Naval reactor compartments are located in the middle of a submarine. The compartments contain the reactor vessel, steam generators, pumps, valves, and piping. The Navy removes the nuclear fuel from the reactor as part of the deactivation process. Fluids are drained from the reactor systems and pipes are sealed. The entire reactor compartment and some adjoining areas are then cut from the remainder of the submarine and steel plating is welded on each end to seal the compartment. 

The submarine reactor compartments that have been taken to Hanford are about 33 feet high and 40 feet in length. They weigh between 1,130 and 1,680 tons. Eventually, the Navy may deactivate its Ohio class submarines in the same manner. Those compartments would be much larger and heavier. 

The Navy's nuclear-powered cruisers have two reactor compartments each. Deactivation is similar as with the submarines – spent fuel is removed, fluids are drained, and pipes are sealed. The compartments are then cut from the ship and sealed. 

Safe Transport

The Navy must comply with U.S. Department of Transportation (USDOT) regulations when shipping the reactor compartments. Radiation levels must meet USDOT limits. The Navy performs radiation surveys of each reactor compartment before it leaves for Hanford. The Washington Department of Health and Oregon’s Radiation Protection Services survey most shipments as an independent verification. The external radiation levels of the compartments are so low that they are not detectable more than a few yards away. 

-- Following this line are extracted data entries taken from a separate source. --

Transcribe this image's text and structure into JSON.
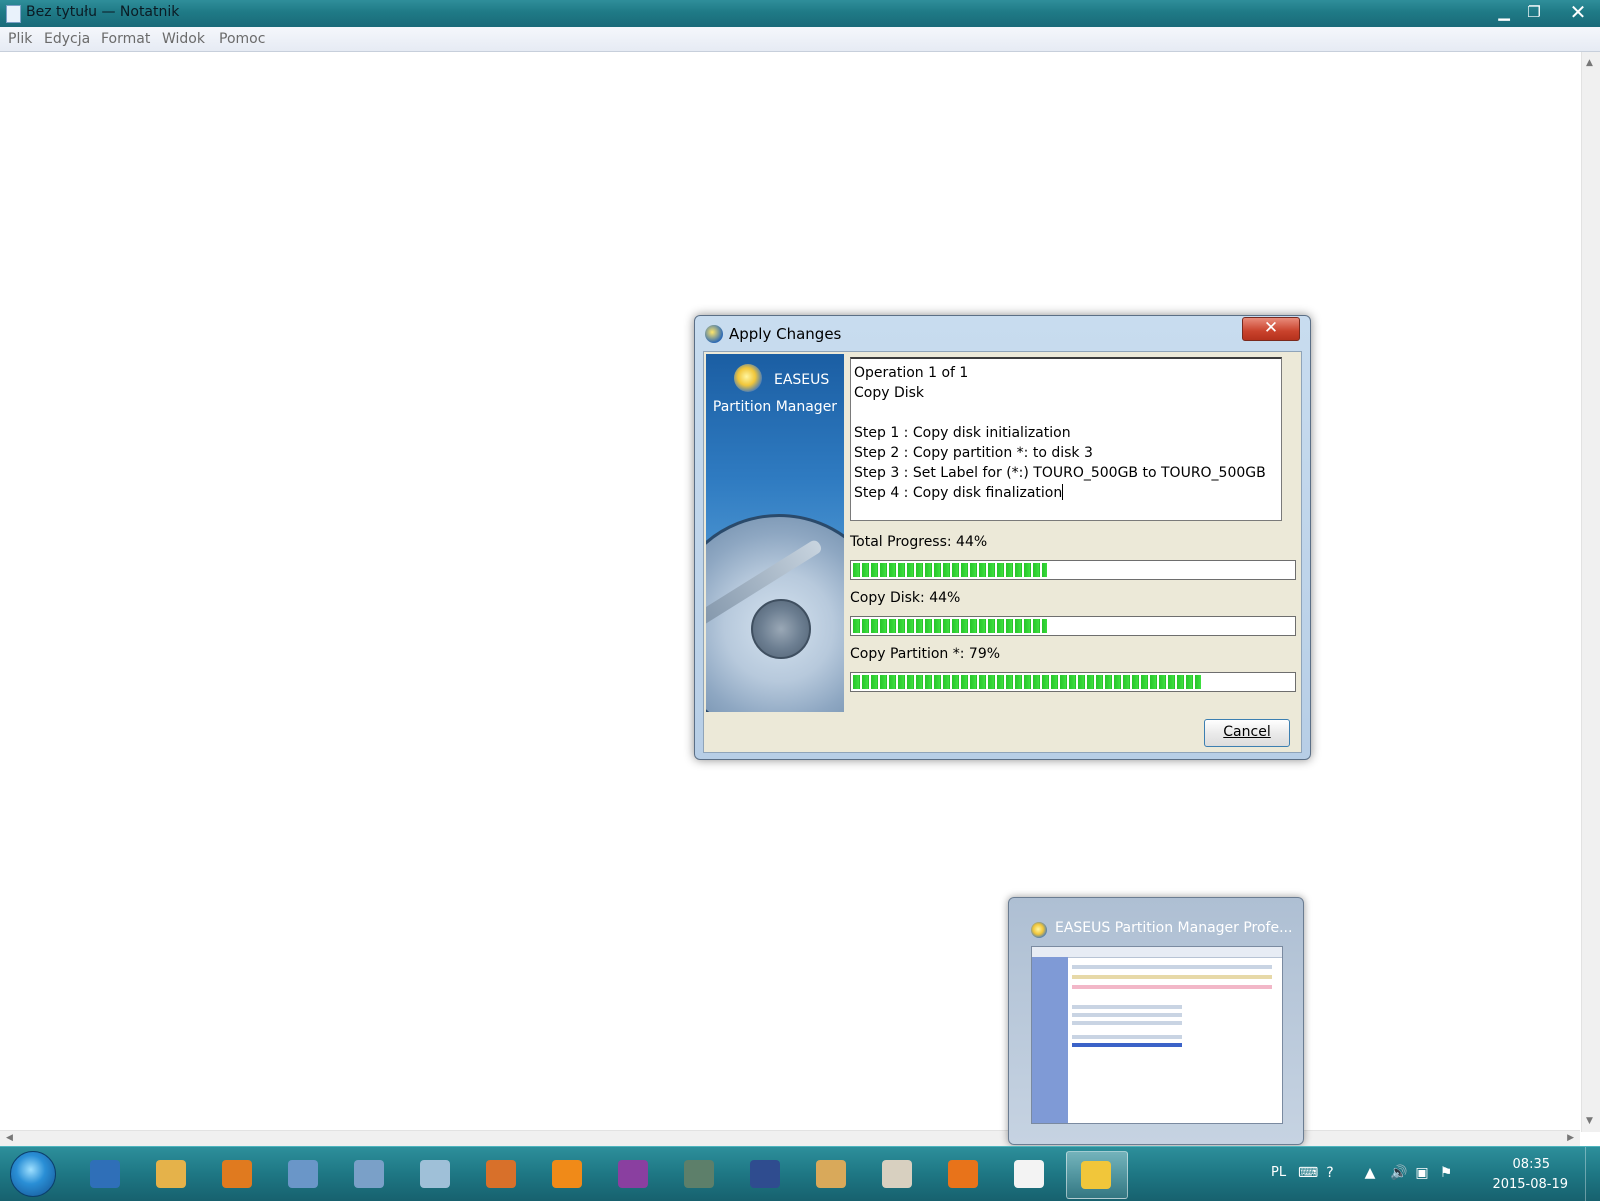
{
  "notepad": {
    "title": "Bez tytułu — Notatnik",
    "menu": [
      "Plik",
      "Edycja",
      "Format",
      "Widok",
      "Pomoc"
    ],
    "controls": {
      "minimize": "▁",
      "maximize": "❐",
      "close": "✕"
    }
  },
  "dialog": {
    "title": "Apply Changes",
    "close_label": "✕",
    "brand_line1": "EASEUS",
    "brand_line2": "Partition Manager",
    "operations": [
      "Operation 1 of 1",
      "Copy Disk",
      "",
      "Step 1 : Copy disk initialization",
      "Step 2 : Copy partition *: to disk 3",
      "Step 3 : Set Label for (*:) TOURO_500GB to TOURO_500GB",
      "Step 4 : Copy disk finalization"
    ],
    "progress": [
      {
        "label": "Total Progress: 44%",
        "value": 44
      },
      {
        "label": "Copy Disk: 44%",
        "value": 44
      },
      {
        "label": "Copy Partition *: 79%",
        "value": 79
      }
    ],
    "cancel_label": "Cancel"
  },
  "preview": {
    "title": "EASEUS Partition Manager Profe..."
  },
  "taskbar": {
    "items": [
      "internet-explorer-icon",
      "file-explorer-icon",
      "media-player-icon",
      "remote-desktop-icon",
      "calculator-icon",
      "notepad-icon",
      "winrar-icon-books",
      "vlc-icon",
      "winrar-icon",
      "system-monitor-icon",
      "save-disk-icon",
      "image-viewer-icon",
      "paint-icon",
      "firefox-icon",
      "calendar-icon",
      "easeus-icon"
    ],
    "colors": [
      "#2f6fb8",
      "#e5b24a",
      "#e07a1f",
      "#6a96c8",
      "#7aa0c8",
      "#9fc0d8",
      "#d8702a",
      "#f08a18",
      "#8a3fa0",
      "#5d7f6a",
      "#2f4c8f",
      "#d9a95a",
      "#d8d0c0",
      "#e8731a",
      "#f3f3f3",
      "#f1c63a"
    ],
    "active_index": 15,
    "tray": {
      "lang": "PL",
      "time": "08:35",
      "date": "2015-08-19"
    }
  }
}
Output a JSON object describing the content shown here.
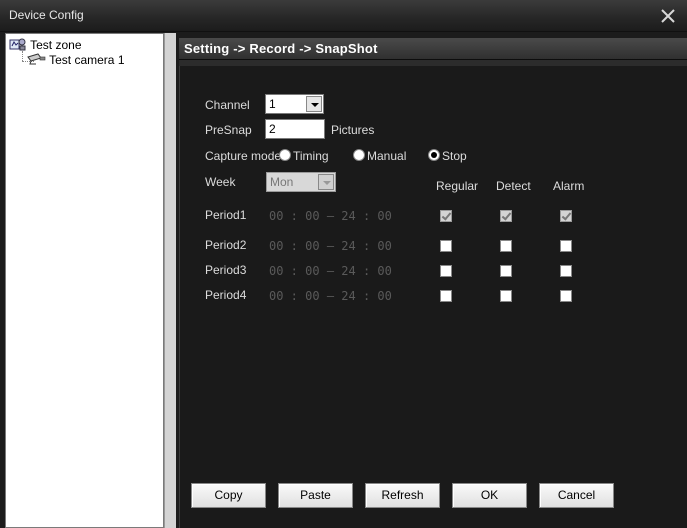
{
  "window": {
    "title": "Device Config"
  },
  "tree": {
    "root": {
      "label": "Test zone"
    },
    "child": {
      "label": "Test camera 1"
    }
  },
  "panel": {
    "breadcrumb": "Setting -> Record -> SnapShot"
  },
  "form": {
    "channel_label": "Channel",
    "channel_value": "1",
    "presnap_label": "PreSnap",
    "presnap_value": "2",
    "presnap_unit": "Pictures",
    "capture_mode_label": "Capture mode",
    "capture_modes": [
      {
        "label": "Timing",
        "selected": false
      },
      {
        "label": "Manual",
        "selected": false
      },
      {
        "label": "Stop",
        "selected": true
      }
    ],
    "week_label": "Week",
    "week_value": "Mon",
    "columns": [
      "Regular",
      "Detect",
      "Alarm"
    ],
    "periods": [
      {
        "label": "Period1",
        "start_h": "00",
        "start_m": "00",
        "end_h": "24",
        "end_m": "00",
        "regular": true,
        "detect": true,
        "alarm": true
      },
      {
        "label": "Period2",
        "start_h": "00",
        "start_m": "00",
        "end_h": "24",
        "end_m": "00",
        "regular": false,
        "detect": false,
        "alarm": false
      },
      {
        "label": "Period3",
        "start_h": "00",
        "start_m": "00",
        "end_h": "24",
        "end_m": "00",
        "regular": false,
        "detect": false,
        "alarm": false
      },
      {
        "label": "Period4",
        "start_h": "00",
        "start_m": "00",
        "end_h": "24",
        "end_m": "00",
        "regular": false,
        "detect": false,
        "alarm": false
      }
    ]
  },
  "buttons": {
    "copy": "Copy",
    "paste": "Paste",
    "refresh": "Refresh",
    "ok": "OK",
    "cancel": "Cancel"
  },
  "icons": {
    "close": "close-icon",
    "zone": "zone-icon",
    "camera": "camera-icon"
  }
}
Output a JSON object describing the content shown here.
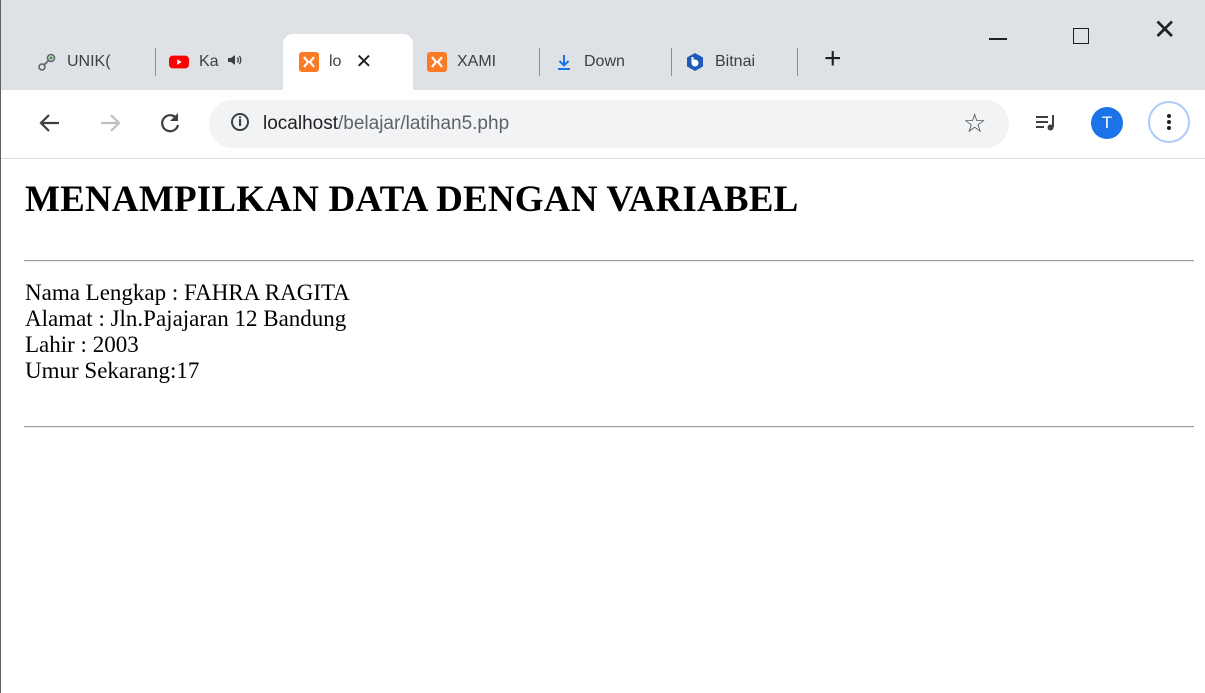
{
  "tabs": [
    {
      "label": "UNIK(",
      "icon": "link-icon"
    },
    {
      "label": "Ka",
      "icon": "youtube-icon"
    },
    {
      "label": "lo",
      "icon": "xampp-icon",
      "active": true
    },
    {
      "label": "XAMI",
      "icon": "xampp-icon"
    },
    {
      "label": "Down",
      "icon": "download-icon"
    },
    {
      "label": "Bitnai",
      "icon": "bitnami-icon"
    }
  ],
  "toolbar": {
    "url_host": "localhost",
    "url_path": "/belajar/latihan5.php",
    "avatar_letter": "T"
  },
  "page": {
    "heading": "MENAMPILKAN DATA DENGAN VARIABEL",
    "lines": [
      "Nama Lengkap : FAHRA RAGITA",
      "Alamat : Jln.Pajajaran 12 Bandung",
      "Lahir : 2003",
      "Umur Sekarang:17"
    ]
  },
  "colors": {
    "tabstrip": "#dee1e6",
    "youtube": "#ff0000",
    "xampp": "#fb7a24",
    "download": "#1a73e8",
    "bitnami": "#1e5bb8",
    "avatar": "#1a73e8"
  }
}
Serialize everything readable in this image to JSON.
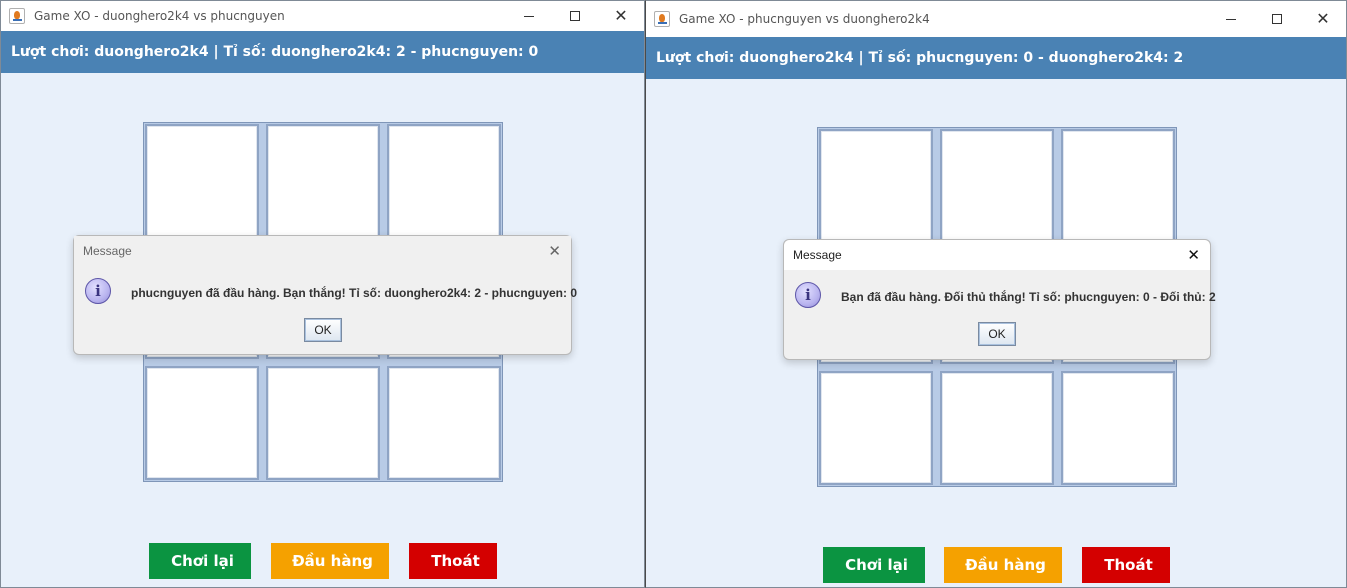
{
  "windows": [
    {
      "title": "Game XO - duonghero2k4 vs phucnguyen",
      "status": "Lượt chơi: duonghero2k4 | Tỉ số: duonghero2k4: 2 - phucnguyen: 0",
      "board": [
        "",
        "",
        "",
        "",
        "",
        "",
        "",
        "",
        ""
      ],
      "dialog": {
        "title": "Message",
        "icon": "information-icon",
        "message": "phucnguyen đã đầu hàng. Bạn thắng! Tỉ số: duonghero2k4: 2 - phucnguyen: 0",
        "ok_label": "OK"
      },
      "buttons": {
        "replay": {
          "glyph": "",
          "label": "Chơi lại",
          "color": "#0b9441"
        },
        "surrender": {
          "glyph": "",
          "label": "Đầu hàng",
          "color": "#f5a100"
        },
        "quit": {
          "glyph": "",
          "label": "Thoát",
          "color": "#d40000"
        }
      }
    },
    {
      "title": "Game XO - phucnguyen vs duonghero2k4",
      "status": "Lượt chơi: duonghero2k4 | Tỉ số: phucnguyen: 0 - duonghero2k4: 2",
      "board": [
        "",
        "",
        "",
        "",
        "",
        "",
        "",
        "",
        ""
      ],
      "dialog": {
        "title": "Message",
        "icon": "information-icon",
        "message": "Bạn đã đầu hàng. Đối thủ thắng! Tỉ số: phucnguyen: 0 - Đối thủ: 2",
        "ok_label": "OK"
      },
      "buttons": {
        "replay": {
          "glyph": "",
          "label": "Chơi lại",
          "color": "#0b9441"
        },
        "surrender": {
          "glyph": "",
          "label": "Đầu hàng",
          "color": "#f5a100"
        },
        "quit": {
          "glyph": "",
          "label": "Thoát",
          "color": "#d40000"
        }
      }
    }
  ],
  "colors": {
    "info_bar": "#4a82b4",
    "window_bg": "#e8f0fa",
    "board_bg": "#b8cbe6"
  }
}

The reactor compartments are welded on barges that have been modified to increase their strength and stability. A flooding detection system alerts the tug crews if the barge begins to take on water. If a barge should sink, transponders automatically activate to allow response crews to locate the barge. A salvage buoy also automatically deploys to mark the barge's position. Cables or slings attached to the reactor compartment allow the compartment to be raised. The Navy and the U.S. Coast Guard would handle salvage efforts. 

The barges are towed by a commercial tug boat. A backup tug and a Navy or Coast Guard escort vessel accompany each shipment. The barges use normal commercial towing lanes. After traveling north through Puget Sound and south along the Washington coast, the shipments enter the Columbia River and are guided across the Columbia River bar by a licensed bar pilot. 

River pilots guide the shipment during the entire trip along the Columbia River to the Port of Benton in Richland, Washington. There, the reactor compartment is transferred from the barge to a large trailer for the trip onto the Hanford site. The entire trip usually takes about five days. 

The Navy notifies the State of Oregon of each shipment. Shipments are made in the spring or fall, when ocean and river conditions are acceptable. The State of Oregon reviewed the Navy's plans for ensuring safe transport of the reactor compartments before the first shipment was made. The state found that the Navy met or exceeded all USDOT requirements.

During the mid-1990s, the Navy shipped as many as 11 compartments in a single year. Shipments now range between 0-2 per year.